AVIGNON: On attendait Isabelle Huppert, mais c'est un acteur encore peu connu du grand public qui a remporté tous les suffrages : le comédien Adama Diop a fait sensation lundi soir dans « La Cerisaie », spectacle d'ouverture du Festival d'Avignon.
Le jeu puissant de l'acteur sénégalo-français a éclipsé la star ainsi que la mise en scène du Portugais Tiago Rodrigues, tout juste nommé futur patron de la prestigieuse manifestation théâtrale.
Dans la Cour d'honneur du Palais des Papes, un an après l'annulation de l'édition 2020, les quelque 2 000 spectateurs ont réservé des applaudissements nourris au traditionnel son des trompettes, composé par Maurice Jarre, qui annonce le début d'une représentation au festival.
Mais 2H30 plus tard - après un retard de 40 minutes en raison de la file d'attente et des contrôles liés au pass sanitaire -, le même public a réservé des applaudissements polis aux saluts.
La critique, mitigée, évoquait mardi une mise en scène « en mal d’élan collectif » ou « qui manque de sève », tout en saluant la qualité des acteurs.
Emancipation
Dernière pièce et l'une des plus jouées de Tchekhov, « La Cerisaie » (1904), qui évoque une époque en pleine mutation, à cheval entre « le monde d'avant » et « le monde d'après », avait tout pour trouver une résonance particulière chez les spectateurs après le bouleversement mondial provoqué par la pandémie.
Une aristocrate désargentée, Lioubov (Isabelle Huppert) est de retour dans sa Russie natale après des années passées à Paris mais ses dettes la poussent à vendre sa maison à Lopakhine, fils de moujik (paysan russe) devenu marchand (Adama Diop).

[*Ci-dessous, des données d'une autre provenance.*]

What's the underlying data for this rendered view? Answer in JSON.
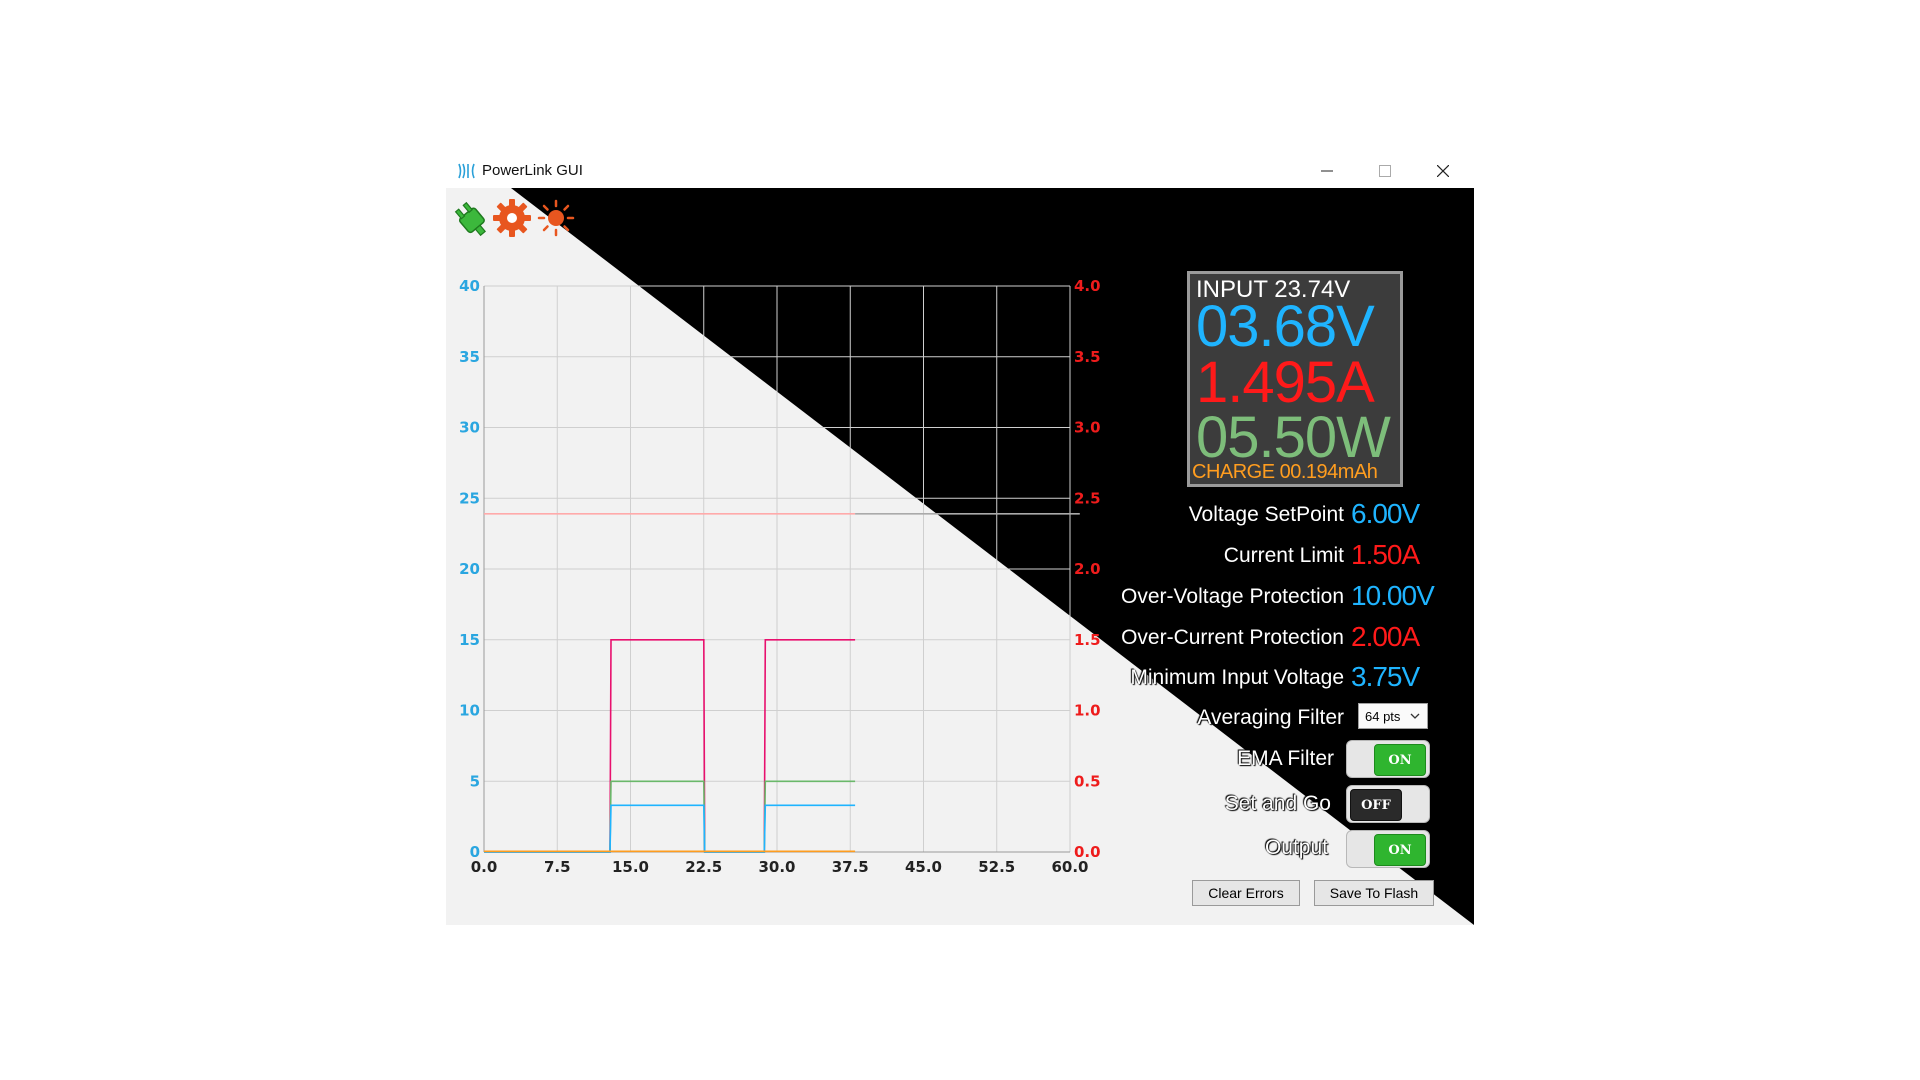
{
  "window": {
    "title": "PowerLink GUI"
  },
  "display": {
    "input": "INPUT 23.74V",
    "voltage": "03.68V",
    "current": "1.495A",
    "power": "05.50W",
    "charge": "CHARGE 00.194mAh"
  },
  "params": {
    "voltage_setpoint": {
      "label": "Voltage SetPoint",
      "value": "6.00V"
    },
    "current_limit": {
      "label": "Current Limit",
      "value": "1.50A"
    },
    "ovp": {
      "label": "Over-Voltage Protection",
      "value": "10.00V"
    },
    "ocp": {
      "label": "Over-Current Protection",
      "value": "2.00A"
    },
    "min_input": {
      "label": "Minimum Input Voltage",
      "value": "3.75V"
    }
  },
  "averaging_filter": {
    "label": "Averaging Filter",
    "value": "64 pts"
  },
  "toggles": {
    "ema": {
      "label": "EMA Filter",
      "state": "ON"
    },
    "set_and_go": {
      "label": "Set and Go",
      "state": "OFF"
    },
    "output": {
      "label": "Output",
      "state": "ON"
    }
  },
  "buttons": {
    "clear_errors": "Clear Errors",
    "save_to_flash": "Save To Flash"
  },
  "icons": [
    "usb-plug-icon",
    "settings-gear-icon",
    "brightness-icon"
  ],
  "colors": {
    "voltage": "#1fb4ff",
    "current": "#ff1a1a",
    "power": "#7dbd7a",
    "charge": "#ff9d1f"
  },
  "chart_data": {
    "type": "line",
    "xlim": [
      0,
      60
    ],
    "ylim_left": [
      0,
      40
    ],
    "ylim_right": [
      0,
      4
    ],
    "x_ticks": [
      "0.0",
      "7.5",
      "15.0",
      "22.5",
      "30.0",
      "37.5",
      "45.0",
      "52.5",
      "60.0"
    ],
    "y_left_ticks": [
      "0",
      "5",
      "10",
      "15",
      "20",
      "25",
      "30",
      "35",
      "40"
    ],
    "y_right_ticks": [
      "0.0",
      "0.5",
      "1.0",
      "1.5",
      "2.0",
      "2.5",
      "3.0",
      "3.5",
      "4.0"
    ],
    "grid": true,
    "series": [
      {
        "axis": "left",
        "color": "#ffaaaa",
        "x": [
          0,
          38
        ],
        "y": [
          23.9,
          23.9
        ]
      },
      {
        "axis": "left",
        "color": "#aaaaaa",
        "x": [
          38,
          61
        ],
        "y": [
          23.9,
          23.9
        ]
      },
      {
        "axis": "right",
        "color": "#e8106e",
        "x": [
          0,
          12.9,
          13.0,
          13.1,
          22.5,
          22.6,
          28.7,
          28.8,
          38
        ],
        "y": [
          0,
          0,
          1.5,
          1.5,
          1.5,
          0,
          0,
          1.5,
          1.5
        ]
      },
      {
        "axis": "left",
        "color": "#6ab86a",
        "x": [
          0,
          12.9,
          13.0,
          22.5,
          22.6,
          28.7,
          28.8,
          38
        ],
        "y": [
          0,
          0,
          5.0,
          5.0,
          0,
          0,
          5.0,
          5.0
        ]
      },
      {
        "axis": "left",
        "color": "#1fb4ff",
        "x": [
          0,
          12.9,
          13.0,
          22.5,
          22.6,
          28.7,
          28.8,
          38
        ],
        "y": [
          0,
          0,
          3.3,
          3.3,
          0,
          0,
          3.3,
          3.3
        ]
      },
      {
        "axis": "left",
        "color": "#ff9d1f",
        "x": [
          0,
          38
        ],
        "y": [
          0.05,
          0.05
        ]
      }
    ]
  }
}
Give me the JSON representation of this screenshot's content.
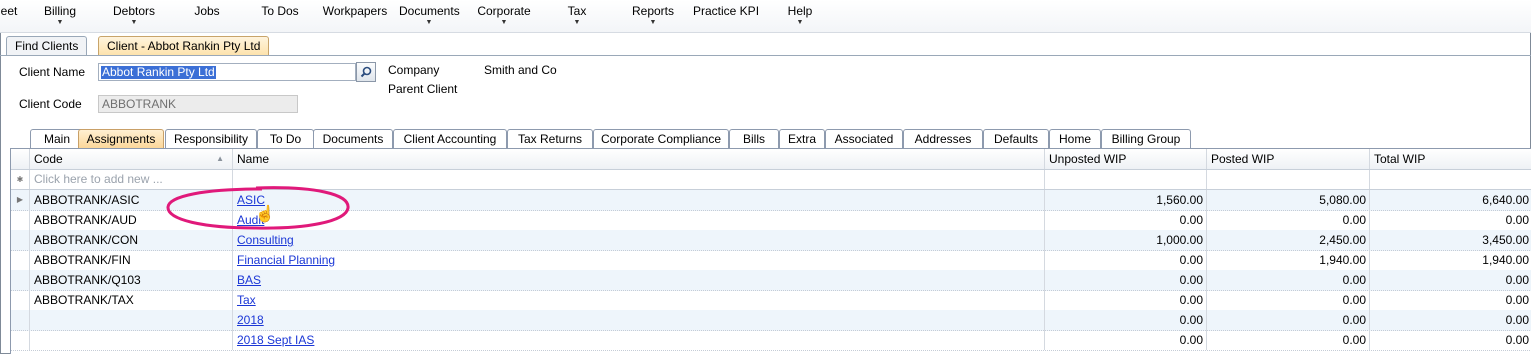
{
  "menu": [
    {
      "label": "eet",
      "dropdown": false
    },
    {
      "label": "Billing",
      "dropdown": true
    },
    {
      "label": "Debtors",
      "dropdown": true
    },
    {
      "label": "Jobs",
      "dropdown": false
    },
    {
      "label": "To Dos",
      "dropdown": false
    },
    {
      "label": "Workpapers",
      "dropdown": false
    },
    {
      "label": "Documents",
      "dropdown": true
    },
    {
      "label": "Corporate",
      "dropdown": true
    },
    {
      "label": "Tax",
      "dropdown": true
    },
    {
      "label": "Reports",
      "dropdown": true
    },
    {
      "label": "Practice KPI",
      "dropdown": false
    },
    {
      "label": "Help",
      "dropdown": true
    }
  ],
  "doc_tabs": [
    {
      "label": "Find Clients",
      "active": false
    },
    {
      "label": "Client - Abbot Rankin Pty Ltd",
      "active": true
    }
  ],
  "header": {
    "client_name_label": "Client Name",
    "client_name_value": "Abbot Rankin Pty Ltd",
    "client_code_label": "Client Code",
    "client_code_value": "ABBOTRANK",
    "company_label": "Company",
    "company_value": "Smith and Co",
    "parent_client_label": "Parent Client"
  },
  "detail_tabs": [
    {
      "label": "Main",
      "active": false
    },
    {
      "label": "Assignments",
      "active": true
    },
    {
      "label": "Responsibility",
      "active": false
    },
    {
      "label": "To Do",
      "active": false
    },
    {
      "label": "Documents",
      "active": false
    },
    {
      "label": "Client Accounting",
      "active": false
    },
    {
      "label": "Tax Returns",
      "active": false
    },
    {
      "label": "Corporate Compliance",
      "active": false
    },
    {
      "label": "Bills",
      "active": false
    },
    {
      "label": "Extra",
      "active": false
    },
    {
      "label": "Associated",
      "active": false
    },
    {
      "label": "Addresses",
      "active": false
    },
    {
      "label": "Defaults",
      "active": false
    },
    {
      "label": "Home",
      "active": false
    },
    {
      "label": "Billing Group",
      "active": false
    }
  ],
  "grid": {
    "columns": [
      "Code",
      "Name",
      "Unposted WIP",
      "Posted WIP",
      "Total WIP"
    ],
    "new_row_placeholder": "Click here to add new ...",
    "rows": [
      {
        "code": "ABBOTRANK/ASIC",
        "name": "ASIC",
        "unposted": "1,560.00",
        "posted": "5,080.00",
        "total": "6,640.00"
      },
      {
        "code": "ABBOTRANK/AUD",
        "name": "Audit",
        "unposted": "0.00",
        "posted": "0.00",
        "total": "0.00"
      },
      {
        "code": "ABBOTRANK/CON",
        "name": "Consulting",
        "unposted": "1,000.00",
        "posted": "2,450.00",
        "total": "3,450.00"
      },
      {
        "code": "ABBOTRANK/FIN",
        "name": "Financial Planning",
        "unposted": "0.00",
        "posted": "1,940.00",
        "total": "1,940.00"
      },
      {
        "code": "ABBOTRANK/Q103",
        "name": "BAS",
        "unposted": "0.00",
        "posted": "0.00",
        "total": "0.00"
      },
      {
        "code": "ABBOTRANK/TAX",
        "name": "Tax",
        "unposted": "0.00",
        "posted": "0.00",
        "total": "0.00"
      },
      {
        "code": "",
        "name": "2018",
        "unposted": "0.00",
        "posted": "0.00",
        "total": "0.00"
      },
      {
        "code": "",
        "name": "2018 Sept IAS",
        "unposted": "0.00",
        "posted": "0.00",
        "total": "0.00"
      }
    ]
  },
  "colors": {
    "accent": "#fbd79a",
    "link": "#1b37d6",
    "annotation": "#e0197a",
    "selection": "#3b6fd6"
  }
}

Cela impliquera la destruction de la cerisaie du domaine, métaphore de la fin d'une époque dans la Russie au début du XXe siècle, la fin de l'aristocratie et l'avènement de la bourgeoisie.
Lopakhine est « quelqu'un qui s'est émancipé de l’histoire de ses ancêtres, de l’histoire de l’esclavage qu'ont vécu son grand-père et son père. Il réussit lui, là où ont échoué son père et son grand-père », a expliqué Adama Diop, interviewé par l'AFP TV lors de la générale de presse samedi.
Il s'est dit « très chanceux » de jouer aux côtés d'Isabelle Huppert dont la « présence folle » a poussé la distribution à « profiter de chaque moment sur le plateau ».
Né en 1981, le comédien au physique d'athlète et à la diction parfaite, a quitté Dakar dans les années 90 pour Paris, où il est passé par le Conservatoire et fait ses premières armes auprès de metteurs en scène comme Cyril Teste, Julien Gosselin ou Frank Castorf, avant d'être révélé en 2018 dans le rôle de « Macbeth » à l'Odéon.
Il serait le premier comédien noir à jouer ce rôle en France, où la diversité sur les planches avance à petits pas.
« Athlète du théâtre »
Une question sur laquelle met l'accent Tiago Rodrigues, avec une distribution comptant notamment Nadim Ahmed, l'ex-footballeuse devenue comédienne Océane Caïraty, Alison Valence qui avait également joué dans « Macbeth » à l'Odéon ou encore Tom Adjibi (celui qui a provoqué le plus de rires dans le public grâce à son interprétation d'Epikhodov, le comptable du domaine).
Cette version de « La Cerisaie », née d'une rencontre en 2018 entre le metteur en scène et Isabelle Huppert, est la troisième pièce du Portugais au Festival d'Avignon, dont il prendra les rênes à partir de septembre 2022, succédant à Olivier Py.
« C'est la première fois qu'elle joue du Tchekhov et c'est la première fois que je mets en scène une pièce de lui... Je suis athée mais si j'avais un saint qui me protège ça serait Saint Tchekhov! », a plaisanté Rodrigues, pour qui Huppert est une « athlète de haute compétition de théâtre ».
« Nous avons la capacité, à travers le théâtre, d'utiliser Tchekhov comme une loupe pour regarder notre monde. La pandémie sera présente dans le regard du spectateur mais je suis sûr que dans dix ans, ‘Le Cerisaie’ parlera encore de tout ce qui se passe dans le monde », a-t-il souligné.